In her remarks, the Permanent Representative of India to the United Nations, Ambassador Ruchira Kamboj, said the progress of human history has been one of movement, from one place to another, one continent to another, with the invention of the wheel, having accelerated the passage of human beings through the various stages of development.

“It is therefore only fitting that today we gather to discuss an issue as topical, in the 21st century, as sustainable transport.

“With 2.4 percent of the Earth’s land mass, but almost 18 percent of its population has had a unique challenge when it comes to ensuring access to safe transportation to citizens in even the remotest part of the country.
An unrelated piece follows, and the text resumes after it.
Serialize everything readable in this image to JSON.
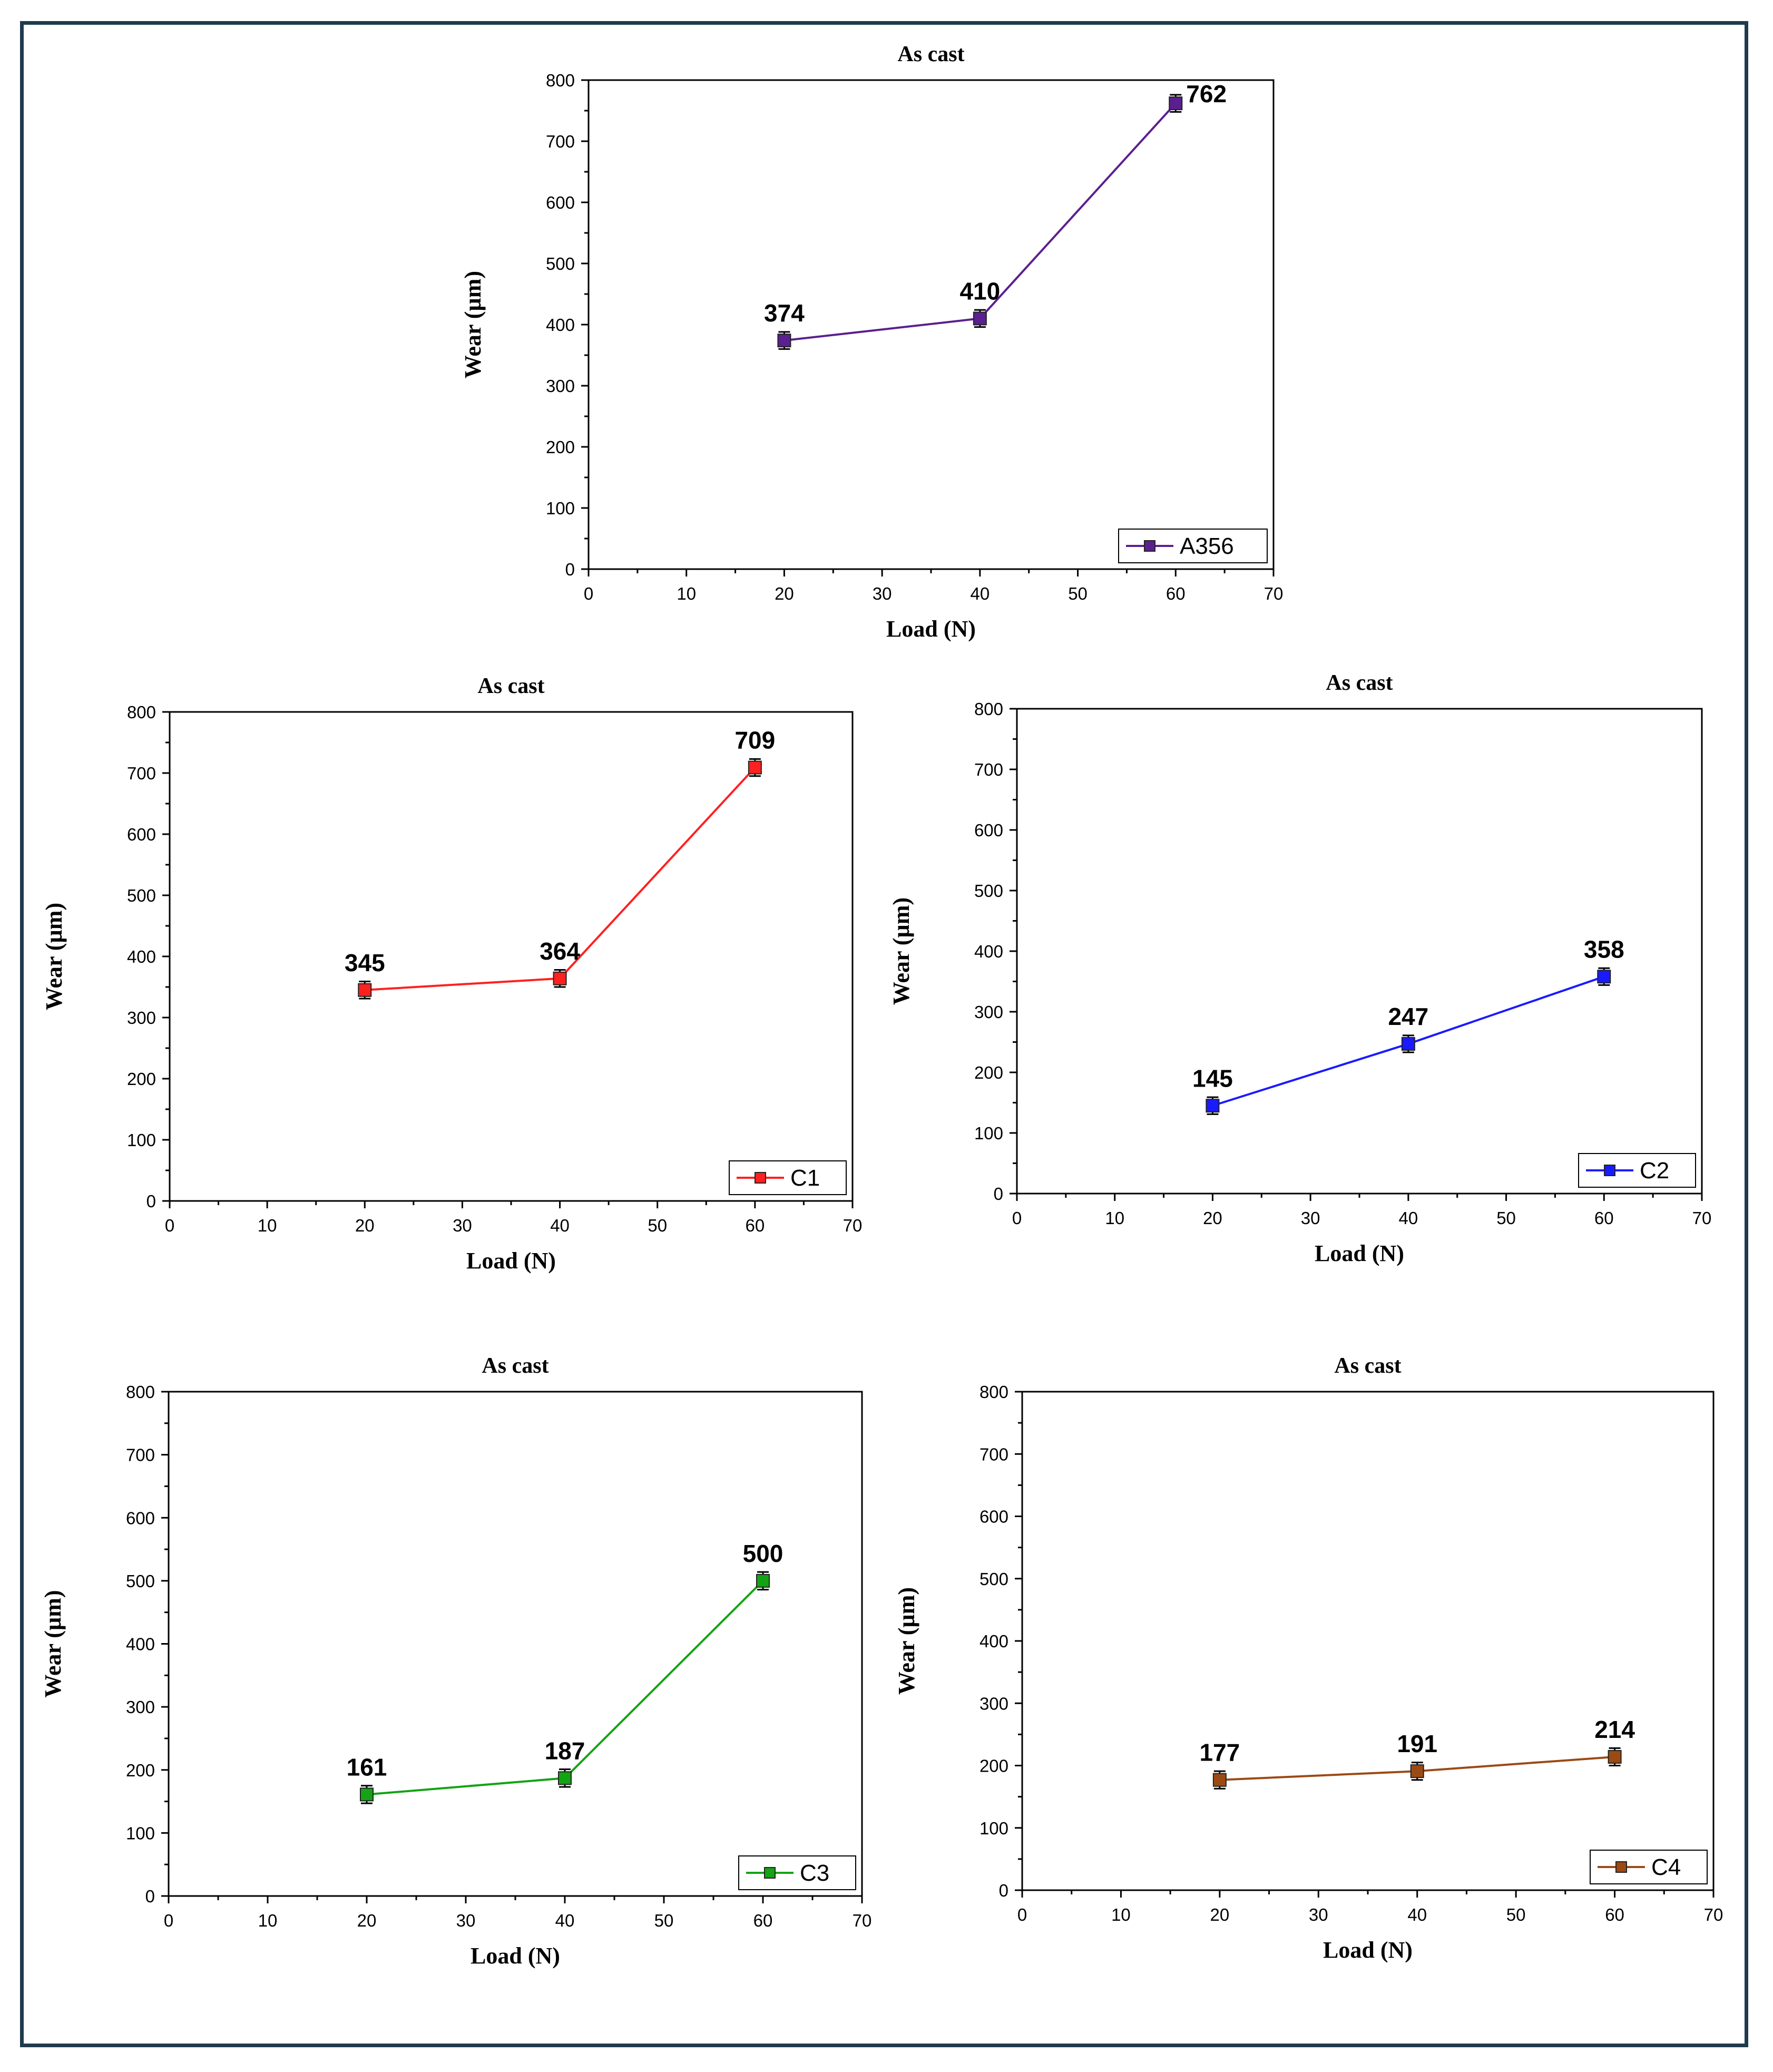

But we are ready! As we prepare to conduct the world’s largest election in a few days, reliable, resilient and sustainable transport infrastructure is enabling the Government of India in making sure that every voter has the opportunity to exercise his/her franchise. This has been made possible through sustained and high quality investment in road, air, rail and inland waterway transport systems, which besides facilitating last mile delivery of public services to our people, has also attracted foreign direct investments in various sectors of the Indian economy, thus taking India from the 10th spot in 2014 to the 5th spot in 2024 in global GDP rankings,” Kamboj said.